Si Rase Kumala Bab 20 : Kekecewaan Terhadap Engkong

20. Kekecewaan Terhadap Engkong

Tempo berjalan amat cepat sekali. Rasanya hanya dalam beberapa kejap saja dan sang musim rontok sudah menyerahkan tugasnya pada musim dingin. Namun musim dingin itupun tak kuasa mengganggu pemandangan indah permai dari lembah Liu-hun-hiap.

Memang Siau Ih bergirang atas rejeki Tan Wan yang diterima menjadi murid engkongnya itu. Tapi dia sendiri sebaliknya merasa sebal memikirkan nasibnya.

Bagi seorang pemuda yang biasanya hidup dalam alam kebebasan, tentu merasa jemu disekap dalam sebuah tahanan berupa pondok Jui-hun-lou itu. Lebih-lebih pelajaran yang diberikan oleh engkongnya itu, adalah terdiri dari pelajaran kitab kerokhanian yang sukar ditelaah.

Ditambah pula Shin-tok Liong yang diwajibkan mengurus kepentingannya itu, bersikap dingin sekali. Kecuali tiap hari membersihkan ruangan pondok, menyediakan makanan dan mengantarkan bahan pelajaran dari si Rase Kumala, sepatahpun Shin-tok Liong itu tak mau ngajak Siau Ih bicara.

Bermula Siau Ih masih mengharap pemuda itu dapat diajak bercakap-cakap barang sebentar untuk melepas kesepian, tapi tiap kali dia membuka mulut, tentu Shin-tok Liong cepat-cepat menyahut masih ada lain kerjaan atau dinanti oleh majikannya si Rase Kumala. Lama kelamaan Siau Ih merasa bahwa pemuda itu memang sengaja hendak menyingkir. Sudah tentu dalam hal itu, karena di perintah oleh engkongnya. Akhirnya Siau Ih pun tak mau menegur sapa lagi kepada Shin-tok Liong. Dengan begitu rasa kesepiannya pun makin besar.
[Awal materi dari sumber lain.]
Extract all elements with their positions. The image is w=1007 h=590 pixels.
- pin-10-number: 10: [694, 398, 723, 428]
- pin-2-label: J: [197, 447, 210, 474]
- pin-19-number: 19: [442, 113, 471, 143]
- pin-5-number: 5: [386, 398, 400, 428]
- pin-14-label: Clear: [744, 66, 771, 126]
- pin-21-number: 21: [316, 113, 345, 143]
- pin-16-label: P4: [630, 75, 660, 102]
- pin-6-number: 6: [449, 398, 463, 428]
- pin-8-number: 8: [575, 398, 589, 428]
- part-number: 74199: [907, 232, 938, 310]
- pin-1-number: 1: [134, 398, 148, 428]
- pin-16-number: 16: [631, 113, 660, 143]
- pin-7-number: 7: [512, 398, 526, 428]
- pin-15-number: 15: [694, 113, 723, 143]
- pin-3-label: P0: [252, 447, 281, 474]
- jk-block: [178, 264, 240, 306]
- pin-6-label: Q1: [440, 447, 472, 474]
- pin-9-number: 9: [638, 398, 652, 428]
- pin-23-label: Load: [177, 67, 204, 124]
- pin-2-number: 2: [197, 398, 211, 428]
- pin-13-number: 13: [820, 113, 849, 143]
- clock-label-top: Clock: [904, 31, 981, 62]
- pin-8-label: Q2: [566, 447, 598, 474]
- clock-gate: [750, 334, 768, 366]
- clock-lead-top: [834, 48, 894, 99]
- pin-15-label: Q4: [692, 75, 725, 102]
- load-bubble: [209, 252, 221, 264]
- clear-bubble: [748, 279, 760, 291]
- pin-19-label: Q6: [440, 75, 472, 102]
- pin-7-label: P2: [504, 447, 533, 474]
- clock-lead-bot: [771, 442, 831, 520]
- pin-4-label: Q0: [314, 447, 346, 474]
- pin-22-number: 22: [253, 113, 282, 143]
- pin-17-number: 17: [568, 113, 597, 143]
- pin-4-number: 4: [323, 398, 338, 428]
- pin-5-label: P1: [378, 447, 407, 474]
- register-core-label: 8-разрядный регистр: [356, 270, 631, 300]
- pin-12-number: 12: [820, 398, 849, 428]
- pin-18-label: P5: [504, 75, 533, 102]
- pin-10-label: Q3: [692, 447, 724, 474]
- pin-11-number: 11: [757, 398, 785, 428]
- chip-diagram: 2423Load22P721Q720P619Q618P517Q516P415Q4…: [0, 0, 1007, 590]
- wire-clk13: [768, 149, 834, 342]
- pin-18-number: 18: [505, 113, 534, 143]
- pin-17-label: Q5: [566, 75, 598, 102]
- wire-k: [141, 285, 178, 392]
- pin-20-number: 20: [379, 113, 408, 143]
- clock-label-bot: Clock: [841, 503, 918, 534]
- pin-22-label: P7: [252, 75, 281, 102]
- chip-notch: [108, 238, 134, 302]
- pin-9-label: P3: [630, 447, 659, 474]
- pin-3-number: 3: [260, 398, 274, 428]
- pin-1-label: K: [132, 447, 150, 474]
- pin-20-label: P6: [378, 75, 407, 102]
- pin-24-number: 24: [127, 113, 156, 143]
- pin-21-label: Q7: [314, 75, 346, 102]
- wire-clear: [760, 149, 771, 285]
Alam disekeliling pondok itu, sebenarnya indah bagaikan sebuah lukisan. Tapi karena tiap hari memandangnya, jadi diapun merasa bosan.

Baru dua tiga bulan berjalan, Siau Ih sudah merasa seperti dua tiga tahun lamanya. Kesunyian itu hampir saja membuatnya kalap. Beberapa kali dia mengandung pikiran untuk menerobos kebagian depan dari lembah bahkan meloloskan diri sekali, namun setiap kali terbayang akan  wajah engkongnya yang berwibawa itu, hatinya menjadi gentar.

Berulang kali dia coba menekan perasaannya, namun sang hati tetap berontak saja menginginkan kebebasan.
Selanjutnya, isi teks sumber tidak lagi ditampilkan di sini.